La vision d'un Charles se mêlant à une foule avide de le toucher ravive cette coutume. Stéphane Bern nous le confirme, citant un autre historien: "En fait, on est dans les deux corps du roi, d'Ernst Kantorowicz: il y a ce corps physique mais aussi ce qu'il personnifie, c'est-à-dire le pouvoir sacral, car le monarque est sacré à Westminster. Il y a donc de ça, même si Charles III n'est pas encore oint par les huiles saintes - le sacre devrait avoir lieu au printemps".

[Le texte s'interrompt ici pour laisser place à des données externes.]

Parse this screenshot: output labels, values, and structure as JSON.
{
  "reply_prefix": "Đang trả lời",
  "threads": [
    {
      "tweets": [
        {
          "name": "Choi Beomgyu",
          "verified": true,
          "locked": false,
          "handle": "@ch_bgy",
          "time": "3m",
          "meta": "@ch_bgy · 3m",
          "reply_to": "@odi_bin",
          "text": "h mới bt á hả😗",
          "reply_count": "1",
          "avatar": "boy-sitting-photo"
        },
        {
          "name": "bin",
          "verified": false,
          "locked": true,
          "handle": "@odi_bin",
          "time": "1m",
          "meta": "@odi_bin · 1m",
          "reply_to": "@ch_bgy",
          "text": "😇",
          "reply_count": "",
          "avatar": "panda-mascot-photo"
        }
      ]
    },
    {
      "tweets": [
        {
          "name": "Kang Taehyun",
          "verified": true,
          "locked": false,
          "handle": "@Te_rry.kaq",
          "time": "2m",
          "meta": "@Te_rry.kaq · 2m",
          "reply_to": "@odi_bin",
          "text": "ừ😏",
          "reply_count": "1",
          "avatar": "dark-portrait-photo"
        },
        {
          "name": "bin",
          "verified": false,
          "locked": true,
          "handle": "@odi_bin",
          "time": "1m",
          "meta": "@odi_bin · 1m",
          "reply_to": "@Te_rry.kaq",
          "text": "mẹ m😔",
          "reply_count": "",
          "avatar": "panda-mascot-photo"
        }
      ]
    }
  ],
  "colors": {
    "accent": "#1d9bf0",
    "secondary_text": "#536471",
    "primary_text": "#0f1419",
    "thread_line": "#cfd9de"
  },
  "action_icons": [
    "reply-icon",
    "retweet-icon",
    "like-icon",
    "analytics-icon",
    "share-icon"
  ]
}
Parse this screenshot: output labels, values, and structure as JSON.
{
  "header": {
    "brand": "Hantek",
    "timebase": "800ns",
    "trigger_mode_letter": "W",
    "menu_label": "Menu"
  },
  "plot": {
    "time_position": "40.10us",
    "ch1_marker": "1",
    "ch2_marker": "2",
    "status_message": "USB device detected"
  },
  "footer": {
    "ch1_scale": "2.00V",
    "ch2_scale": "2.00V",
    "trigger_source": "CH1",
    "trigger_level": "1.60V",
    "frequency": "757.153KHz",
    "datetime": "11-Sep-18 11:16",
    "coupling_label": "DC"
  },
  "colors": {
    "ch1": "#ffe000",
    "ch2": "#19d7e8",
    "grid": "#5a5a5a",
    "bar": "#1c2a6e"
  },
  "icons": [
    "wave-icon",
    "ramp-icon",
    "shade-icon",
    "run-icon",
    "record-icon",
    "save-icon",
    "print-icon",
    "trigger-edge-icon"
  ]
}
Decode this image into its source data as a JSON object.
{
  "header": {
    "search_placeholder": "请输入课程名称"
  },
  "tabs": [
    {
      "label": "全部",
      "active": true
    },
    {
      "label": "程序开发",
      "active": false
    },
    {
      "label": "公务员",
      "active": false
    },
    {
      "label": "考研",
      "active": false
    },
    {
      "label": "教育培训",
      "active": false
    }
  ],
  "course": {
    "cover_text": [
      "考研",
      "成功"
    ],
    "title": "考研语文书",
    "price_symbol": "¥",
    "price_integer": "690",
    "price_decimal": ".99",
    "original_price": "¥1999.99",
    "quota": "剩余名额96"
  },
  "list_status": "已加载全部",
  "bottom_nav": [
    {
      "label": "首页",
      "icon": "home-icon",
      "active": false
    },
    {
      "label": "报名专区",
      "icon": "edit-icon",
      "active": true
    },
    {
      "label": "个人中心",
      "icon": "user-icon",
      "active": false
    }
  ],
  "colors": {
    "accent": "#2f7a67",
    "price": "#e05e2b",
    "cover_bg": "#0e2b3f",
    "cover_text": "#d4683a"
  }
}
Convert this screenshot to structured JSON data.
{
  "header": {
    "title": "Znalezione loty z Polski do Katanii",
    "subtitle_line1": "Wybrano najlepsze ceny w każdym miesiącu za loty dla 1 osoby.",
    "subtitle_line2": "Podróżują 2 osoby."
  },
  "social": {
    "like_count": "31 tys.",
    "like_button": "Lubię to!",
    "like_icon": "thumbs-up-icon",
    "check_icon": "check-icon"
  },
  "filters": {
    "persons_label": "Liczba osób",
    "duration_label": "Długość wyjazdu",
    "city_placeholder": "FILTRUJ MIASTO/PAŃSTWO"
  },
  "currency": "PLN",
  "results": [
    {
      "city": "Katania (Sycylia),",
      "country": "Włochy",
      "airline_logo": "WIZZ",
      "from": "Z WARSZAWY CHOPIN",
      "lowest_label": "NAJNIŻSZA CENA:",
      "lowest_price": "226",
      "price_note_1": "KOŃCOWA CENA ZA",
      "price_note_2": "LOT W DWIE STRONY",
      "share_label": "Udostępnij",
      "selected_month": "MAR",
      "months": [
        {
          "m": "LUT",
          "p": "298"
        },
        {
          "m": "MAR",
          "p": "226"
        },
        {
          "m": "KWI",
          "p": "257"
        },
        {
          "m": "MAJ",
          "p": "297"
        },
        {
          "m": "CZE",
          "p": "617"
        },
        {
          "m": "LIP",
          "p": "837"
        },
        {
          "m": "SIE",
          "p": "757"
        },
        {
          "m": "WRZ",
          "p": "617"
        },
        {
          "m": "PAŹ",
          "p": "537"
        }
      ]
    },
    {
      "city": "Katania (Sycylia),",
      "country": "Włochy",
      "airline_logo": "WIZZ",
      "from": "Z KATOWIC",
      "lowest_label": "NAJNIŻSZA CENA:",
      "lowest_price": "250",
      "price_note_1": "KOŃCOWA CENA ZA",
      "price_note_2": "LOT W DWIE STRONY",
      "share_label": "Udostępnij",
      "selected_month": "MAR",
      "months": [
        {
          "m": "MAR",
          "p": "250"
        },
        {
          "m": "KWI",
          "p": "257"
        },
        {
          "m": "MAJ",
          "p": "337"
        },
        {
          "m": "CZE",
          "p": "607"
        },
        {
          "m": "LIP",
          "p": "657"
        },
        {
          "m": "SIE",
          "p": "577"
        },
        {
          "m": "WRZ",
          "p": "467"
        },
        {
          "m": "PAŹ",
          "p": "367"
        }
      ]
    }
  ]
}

"C'est quelque chose d'irrationnel. Aujourd'hui, les gens ne pensent plus que toucher le roi leur portera chance mais ils ont cette volonté de créer un lien avec lui", reprend le présentateur de Secrets d'Histoire.

Bouche cousue

Cette proximité n'est pourtant pas sans péril symbolique. À trop se faire embrasser, on risquerait de perdre de son aura. Mais Stéphane Bern écarte ce danger: "Pour peu qu'il se taise, Charles ne se banalisera pas. Elizabeth II était omniprésente - sur les billets, les pièces de monnaie - mais elle ne disait rien. Le risque de banalisation, c'est avant tout la parole". "Le monarque est à la fois très présent et très muet. Donc très mystérieux", achève-t-il.

Rompu qu'il est depuis son plus jeune âge aux enjeux de la fonction qu'il endosse à présent, Charles III n'ignore rien de la nécessité de s'en tenir à ce devoir de réserve. Vendredi dernier, au cours de sa première allocution en tant que roi, il a d'ailleurs promis de "défendre les principes constitutionnels au cœur de la nation", soulignant encore: "J’ai été éduqué pour respecter le sens du devoir et des traditions". L'honneur est sauf.